Mercredi 28 janvier, les députés français ont levé une ambiguïté juridique ancienne en votant une loi supprimant toute référence au devoir conjugal. Bien que cette notion ne figure pas dans le Code civil, elle continuait d’être invoquée dans certaines décisions judiciaires. Le texte doit désormais être examiné par le Sénat.
Adoptée par 106 voix pour et aucune contre, la proposition de loi transpartisane portée par Marie-Charlotte Garin et Paul Christophe inscrit clairement dans le Code civil que la communauté de vie ne crée aucune obligation de relations sexuelles entre époux.
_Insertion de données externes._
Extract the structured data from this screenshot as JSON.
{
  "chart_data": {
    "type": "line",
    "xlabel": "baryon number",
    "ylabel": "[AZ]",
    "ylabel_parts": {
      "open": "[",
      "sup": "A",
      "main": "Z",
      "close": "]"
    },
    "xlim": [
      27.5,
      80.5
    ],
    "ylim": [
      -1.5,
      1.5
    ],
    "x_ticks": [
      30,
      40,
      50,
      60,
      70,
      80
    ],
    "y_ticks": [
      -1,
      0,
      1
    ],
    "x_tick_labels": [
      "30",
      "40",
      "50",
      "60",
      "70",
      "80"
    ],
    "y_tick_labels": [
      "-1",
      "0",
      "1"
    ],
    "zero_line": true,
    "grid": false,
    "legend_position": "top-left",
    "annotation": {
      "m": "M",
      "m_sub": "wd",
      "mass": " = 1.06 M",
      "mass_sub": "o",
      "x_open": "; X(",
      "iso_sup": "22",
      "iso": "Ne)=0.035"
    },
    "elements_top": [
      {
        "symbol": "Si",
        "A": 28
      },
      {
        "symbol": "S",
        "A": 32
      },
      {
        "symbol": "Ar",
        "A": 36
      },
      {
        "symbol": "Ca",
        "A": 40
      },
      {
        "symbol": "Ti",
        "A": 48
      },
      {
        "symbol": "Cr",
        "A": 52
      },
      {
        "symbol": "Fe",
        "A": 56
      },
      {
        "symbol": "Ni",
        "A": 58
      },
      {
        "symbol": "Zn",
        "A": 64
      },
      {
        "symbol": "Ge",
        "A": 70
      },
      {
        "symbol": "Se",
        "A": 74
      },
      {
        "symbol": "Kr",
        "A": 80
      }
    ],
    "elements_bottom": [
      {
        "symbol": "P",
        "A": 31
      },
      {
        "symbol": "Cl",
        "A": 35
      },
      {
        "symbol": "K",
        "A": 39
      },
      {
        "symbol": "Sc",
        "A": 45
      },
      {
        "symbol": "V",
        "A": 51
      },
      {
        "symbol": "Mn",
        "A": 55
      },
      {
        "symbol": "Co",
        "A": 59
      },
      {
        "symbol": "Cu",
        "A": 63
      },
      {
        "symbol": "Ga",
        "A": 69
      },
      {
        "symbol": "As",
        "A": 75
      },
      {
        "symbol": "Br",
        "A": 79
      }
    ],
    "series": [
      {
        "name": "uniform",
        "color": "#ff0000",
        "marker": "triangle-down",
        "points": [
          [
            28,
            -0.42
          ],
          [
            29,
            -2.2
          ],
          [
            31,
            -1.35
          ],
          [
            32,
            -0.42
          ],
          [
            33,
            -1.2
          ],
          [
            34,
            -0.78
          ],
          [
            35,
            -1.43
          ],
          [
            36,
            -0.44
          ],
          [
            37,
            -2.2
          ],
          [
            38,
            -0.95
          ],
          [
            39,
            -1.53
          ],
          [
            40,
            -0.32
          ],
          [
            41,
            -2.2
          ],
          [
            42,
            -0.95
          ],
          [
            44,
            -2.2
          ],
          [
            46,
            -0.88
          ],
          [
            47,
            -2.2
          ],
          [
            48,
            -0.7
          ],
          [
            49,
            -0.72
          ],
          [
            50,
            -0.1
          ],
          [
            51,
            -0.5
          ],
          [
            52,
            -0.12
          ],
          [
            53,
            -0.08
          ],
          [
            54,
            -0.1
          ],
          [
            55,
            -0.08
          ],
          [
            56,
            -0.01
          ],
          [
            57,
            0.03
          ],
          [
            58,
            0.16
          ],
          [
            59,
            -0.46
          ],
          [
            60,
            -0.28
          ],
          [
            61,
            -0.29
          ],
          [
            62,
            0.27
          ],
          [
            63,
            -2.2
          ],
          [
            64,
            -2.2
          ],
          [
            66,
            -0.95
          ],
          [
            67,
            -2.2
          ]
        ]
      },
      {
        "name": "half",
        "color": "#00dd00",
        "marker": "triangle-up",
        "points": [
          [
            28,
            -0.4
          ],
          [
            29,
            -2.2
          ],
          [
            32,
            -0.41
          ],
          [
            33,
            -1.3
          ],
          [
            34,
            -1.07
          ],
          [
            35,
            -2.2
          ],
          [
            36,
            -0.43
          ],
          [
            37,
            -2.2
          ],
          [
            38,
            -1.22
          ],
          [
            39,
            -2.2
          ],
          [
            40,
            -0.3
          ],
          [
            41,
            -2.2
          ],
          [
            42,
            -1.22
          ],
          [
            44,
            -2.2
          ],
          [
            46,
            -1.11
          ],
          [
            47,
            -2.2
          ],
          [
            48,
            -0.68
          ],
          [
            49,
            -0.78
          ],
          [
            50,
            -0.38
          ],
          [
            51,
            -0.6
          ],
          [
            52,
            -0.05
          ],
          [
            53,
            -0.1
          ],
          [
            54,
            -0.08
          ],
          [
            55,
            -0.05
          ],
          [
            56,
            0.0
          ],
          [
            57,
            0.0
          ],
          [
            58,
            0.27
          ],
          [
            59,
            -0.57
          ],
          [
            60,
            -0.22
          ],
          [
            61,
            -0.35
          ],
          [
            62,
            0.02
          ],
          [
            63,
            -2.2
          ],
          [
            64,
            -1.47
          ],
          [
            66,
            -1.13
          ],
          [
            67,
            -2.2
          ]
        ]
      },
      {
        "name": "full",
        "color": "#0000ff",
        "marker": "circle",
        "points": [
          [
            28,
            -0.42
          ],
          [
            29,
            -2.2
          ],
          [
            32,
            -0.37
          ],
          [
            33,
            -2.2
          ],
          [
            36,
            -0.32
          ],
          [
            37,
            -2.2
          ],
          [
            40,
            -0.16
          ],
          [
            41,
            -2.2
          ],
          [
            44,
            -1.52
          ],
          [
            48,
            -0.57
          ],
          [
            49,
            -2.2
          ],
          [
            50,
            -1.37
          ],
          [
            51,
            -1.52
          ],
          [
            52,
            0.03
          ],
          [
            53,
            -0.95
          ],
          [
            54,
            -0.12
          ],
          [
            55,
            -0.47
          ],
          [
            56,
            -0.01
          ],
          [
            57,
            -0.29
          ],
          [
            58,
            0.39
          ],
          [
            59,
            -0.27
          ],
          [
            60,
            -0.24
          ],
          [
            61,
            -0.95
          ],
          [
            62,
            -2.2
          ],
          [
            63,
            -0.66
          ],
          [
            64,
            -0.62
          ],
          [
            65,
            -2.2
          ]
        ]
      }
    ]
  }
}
Le droit français reconnaît quatre devoirs issus du mariage – fidélité, secours, assistance et communauté de vie – sans jamais mentionner une obligation sexuelle. Toutefois, une jurisprudence ancienne avait parfois assimilé la communauté de vie à une « communauté de lit », entretenant l’idée d’un prétendu devoir conjugal.
Cette ambiguïté avait conduit, en 2019, à un divorce prononcé aux torts exclusifs d’une femme ayant refusé des relations sexuelles. Saisie du dossier, la Cour européenne des droits de l’homme a condamné la France en janvier 2025, estimant que cette interprétation portait atteinte au libre consentement.
« Le mariage ne peut être une bulle où le consentement serait acquis à vie », a déclaré Marie-Charlotte Garin, évoquant les femmes contraintes et les viols conjugaux. Paul Christophe a rappelé qu’« un homme sur quatre considère encore normal qu’une femme ait un rapport par devoir », soulignant la nécessité de pédagogie et de prévention.
Le texte interdit désormais de fonder un divorce pour faute sur l’absence de relations sexuelles et vise à renforcer la sensibilisation lors de la célébration des mariages.
En attente de l’examen au Sénat, cette loi marque un tournant symbolique et juridique en affirmant clairement que le consentement reste indispensable, y compris dans le mariage.